Les impayés d'eau n'impliquent pas d'augmenter le prix pour tous
Il existe de nombreuses raisons -bonnes ou mauvaises- pour augmenter le prix de l'eau: augmentation des redevances et des taxes (TVA), exigences accrues dans le domaine de l'environnement, gestion plus coûteuse des contrats d'eau, baisse du chiffre d'affaires, nouveaux investissements rendus nécessaires pour préserver les réseaux, etc. Le fait est que l'eau est de plus en plus chère pour les ménages et que la précarité hydrique augmente alors que les aides pour l'eau en faveur des plus démunis stagnent.
Une nouvelle cause éventuelle d'augmentation du prix de l'eau est apparue récemment lorsque certains ménages relativement peu nombreux ont tardé à payer leur eau, ce qui perturberait l'équilibre économique des distributeurs quand bien même les taux d'intérêt sont historiquement bas. Ce changement récent du comportement de certains abonnés domestiques serait lié à la disparition de la menace d'une coupure d'eau ou d'une réduction de débit en cas d'impayés. La mise en œuvre progressive de la loi Brottes combattue par de nombreux distributeurs d'eau, aurait rendu le business de l'eau moins rentable. Sans attendre que des données statistiques fiables soient disponibles, on nous annonce déjà qu'il faudra augmenter le prix de l'eau.

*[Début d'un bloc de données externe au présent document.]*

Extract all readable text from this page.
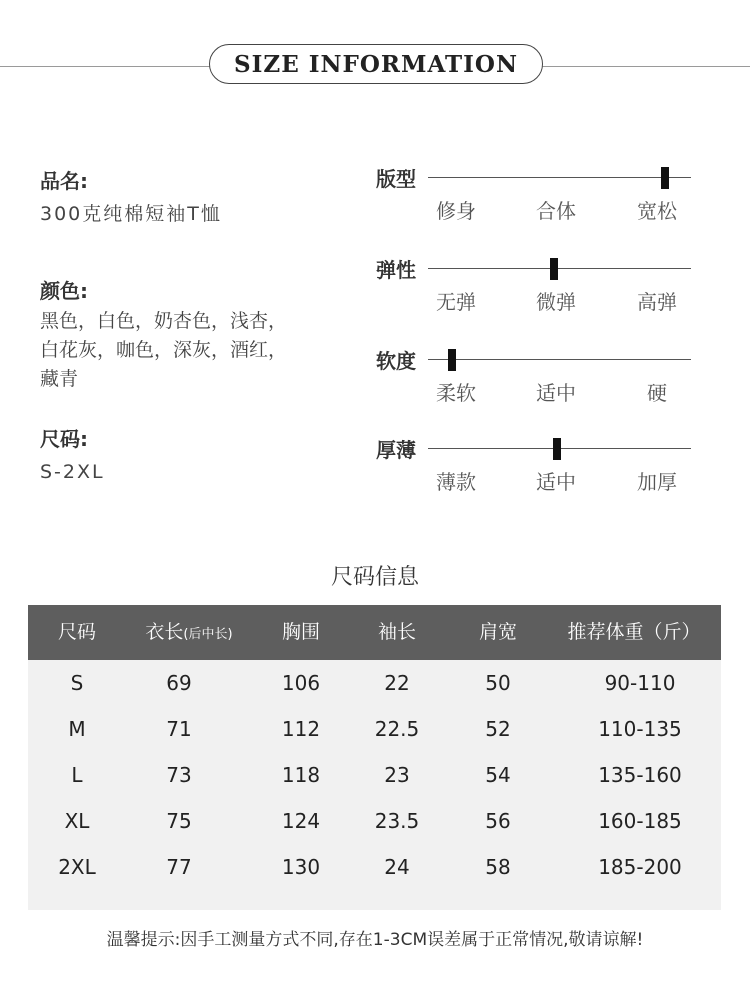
SIZE INFORMATION
品名:
300克纯棉短袖T恤
颜色:
黑色，白色，奶杏色，浅杏，
白花灰，咖色，深灰，酒红，
藏青
尺码:
S-2XL
版型
修身	合体	宽松
弹性
无弹	微弹	高弹
软度
柔软	适中	硬
厚薄
薄款	适中	加厚
尺码信息
尺码	衣长(后中长)	胸围	袖长	肩宽	推荐体重（斤）
S	69	106	22	50	90-110
M	71	112	22.5	52	110-135
L	73	118	23	54	135-160
XL	75	124	23.5	56	160-185
2XL	77	130	24	58	185-200
温馨提示:因手工测量方式不同,存在1-3CM误差属于正常情况,敬请谅解!
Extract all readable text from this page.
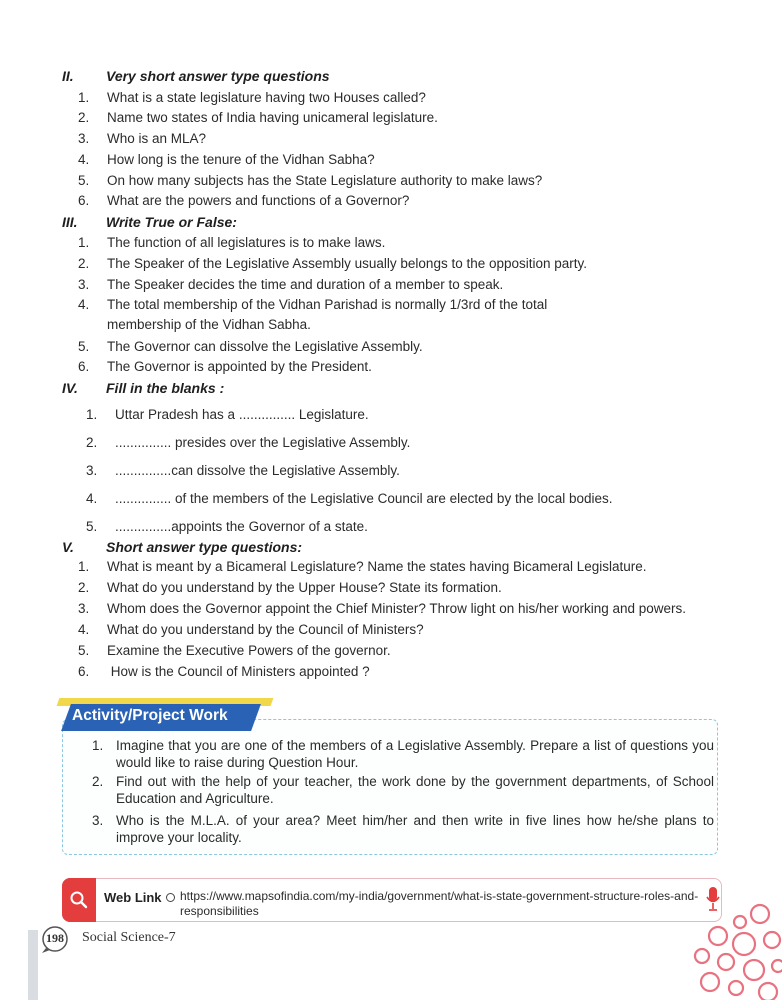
II. Very short answer type questions
1. What is a state legislature having two Houses called?
2. Name two states of India having unicameral legislature.
3. Who is an MLA?
4. How long is the tenure of the Vidhan Sabha?
5. On how many subjects has the State Legislature authority to make laws?
6. What are the powers and functions of a Governor?
III. Write True or False:
1. The function of all legislatures is to make laws.
2. The Speaker of the Legislative Assembly usually belongs to the opposition party.
3. The Speaker decides the time and duration of a member to speak.
4. The total membership of the Vidhan Parishad is normally 1/3rd of the total
membership of the Vidhan Sabha.
5. The Governor can dissolve the Legislative Assembly.
6. The Governor is appointed by the President.
IV. Fill in the blanks :
1. Uttar Pradesh has a ............... Legislature.
2. ............... presides over the Legislative Assembly.
3. ...............can dissolve the Legislative Assembly.
4. ............... of the members of the Legislative Council are elected by the local bodies.
5. ...............appoints the Governor of a state.
V. Short answer type questions:
1. What is meant by a Bicameral Legislature? Name the states having Bicameral Legislature.
2. What do you understand by the Upper House? State its formation.
3. Whom does the Governor appoint the Chief Minister? Throw light on his/her working and powers.
4. What do you understand by the Council of Ministers?
5. Examine the Executive Powers of the governor.
6. How is the Council of Ministers appointed ?
Activity/Project Work
1. Imagine that you are one of the members of a Legislative Assembly. Prepare a list of questions you would like to raise during Question Hour.
2. Find out with the help of your teacher, the work done by the government departments, of School Education and Agriculture.
3. Who is the M.L.A. of your area? Meet him/her and then write in five lines how he/she plans to improve your locality.
Web Link https://www.mapsofindia.com/my-india/government/what-is-state-government-structure-roles-and-responsibilities
198	Social Science-7
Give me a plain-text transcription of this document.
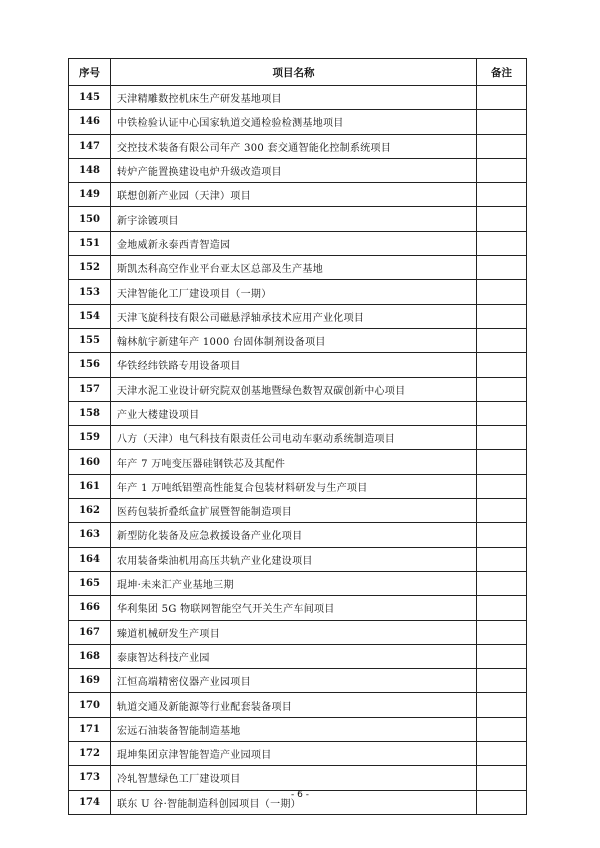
序号	项目名称	备注
145	天津精雕数控机床生产研发基地项目	
146	中铁检验认证中心国家轨道交通检验检测基地项目	
147	交控技术装备有限公司年产 300 套交通智能化控制系统项目	
148	转炉产能置换建设电炉升级改造项目	
149	联想创新产业园（天津）项目	
150	新宇涂镀项目	
151	金地威新永泰西青智造园	
152	斯凯杰科高空作业平台亚太区总部及生产基地	
153	天津智能化工厂建设项目（一期）	
154	天津飞旋科技有限公司磁悬浮轴承技术应用产业化项目	
155	翰林航宇新建年产 1000 台固体制剂设备项目	
156	华铁经纬铁路专用设备项目	
157	天津水泥工业设计研究院双创基地暨绿色数智双碳创新中心项目	
158	产业大楼建设项目	
159	八方（天津）电气科技有限责任公司电动车驱动系统制造项目	
160	年产 7 万吨变压器硅钢铁芯及其配件	
161	年产 1 万吨纸铝塑高性能复合包装材料研发与生产项目	
162	医药包装折叠纸盒扩展暨智能制造项目	
163	新型防化装备及应急救援设备产业化项目	
164	农用装备柴油机用高压共轨产业化建设项目	
165	琨坤·未来汇产业基地三期	
166	华利集团 5G 物联网智能空气开关生产车间项目	
167	臻道机械研发生产项目	
168	泰康智达科技产业园	
169	江恒高端精密仪器产业园项目	
170	轨道交通及新能源等行业配套装备项目	
171	宏远石油装备智能制造基地	
172	琨坤集团京津智能智造产业园项目	
173	冷轧智慧绿色工厂建设项目	
174	联东 U 谷·智能制造科创园项目（一期）	
- 6 -
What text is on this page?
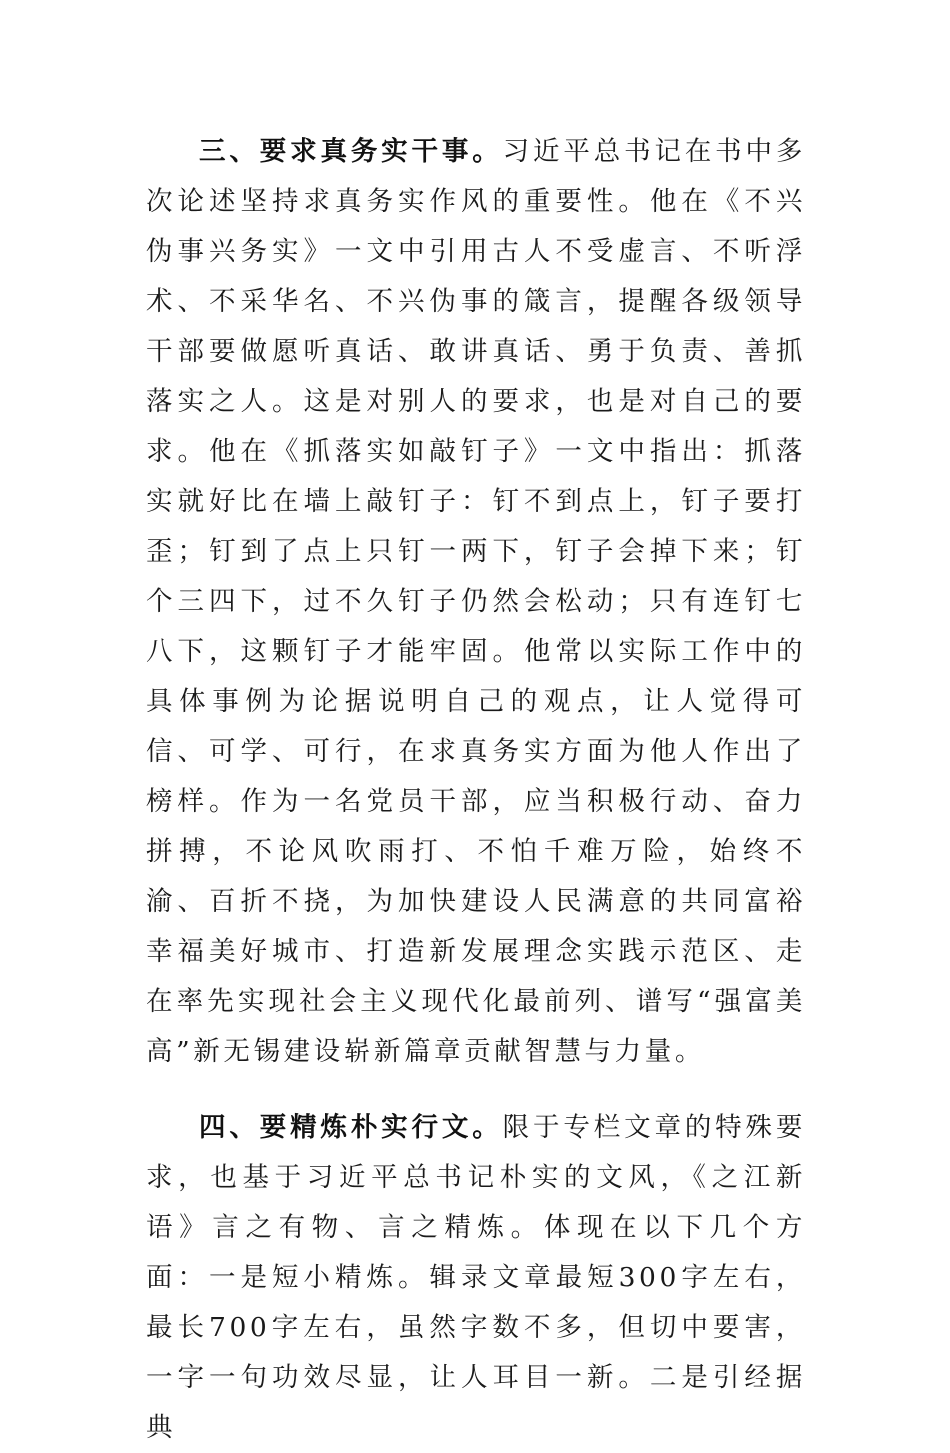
三、要求真务实干事。习近平总书记在书中多次论述坚持求真务实作风的重要性。他在《不兴伪事兴务实》一文中引用古人不受虚言、不听浮术、不采华名、不兴伪事的箴言，提醒各级领导干部要做愿听真话、敢讲真话、勇于负责、善抓落实之人。这是对别人的要求，也是对自己的要求。他在《抓落实如敲钉子》一文中指出：抓落实就好比在墙上敲钉子：钉不到点上，钉子要打歪；钉到了点上只钉一两下，钉子会掉下来；钉个三四下，过不久钉子仍然会松动；只有连钉七八下，这颗钉子才能牢固。他常以实际工作中的具体事例为论据说明自己的观点，让人觉得可信、可学、可行，在求真务实方面为他人作出了榜样。作为一名党员干部，应当积极行动、奋力拼搏，不论风吹雨打、不怕千难万险，始终不渝、百折不挠，为加快建设人民满意的共同富裕幸福美好城市、打造新发展理念实践示范区、走在率先实现社会主义现代化最前列、谱写“强富美高”新无锡建设崭新篇章贡献智慧与力量。

四、要精炼朴实行文。限于专栏文章的特殊要求，也基于习近平总书记朴实的文风，《之江新语》言之有物、言之精炼。体现在以下几个方面：一是短小精炼。辑录文章最短300字左右，最长700字左右，虽然字数不多，但切中要害，一字一句功效尽显，让人耳目一新。二是引经据典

Les ménages à l'origine de retards de paiement, voire de créances irrécouvrables, sont relativement peu nombreux, quelques pourcents du total. Il y a d'une part des ménages démunis qui ne trouve plus les moyens de payer l'eau consommée et d'autre part, des ménages parfaitement en mesure de payer leur eau mais qui espèrent y échapper. Selon Antoine Frérot, PDG de Veolia, "les nouveaux mauvais payeurs ne sont pas majoritairement des gens qui rencontrent des difficultés" (Le Figaro, 16 août 2016). A l'Assemblée nationale, des députés ont affirmé que près de 90% de l'ensemble des ménages avec impayés ont la capacité de payer leurs dettes d'eau. Les usagers démunis pèsent donc assez peu dans l'ensemble des impayés.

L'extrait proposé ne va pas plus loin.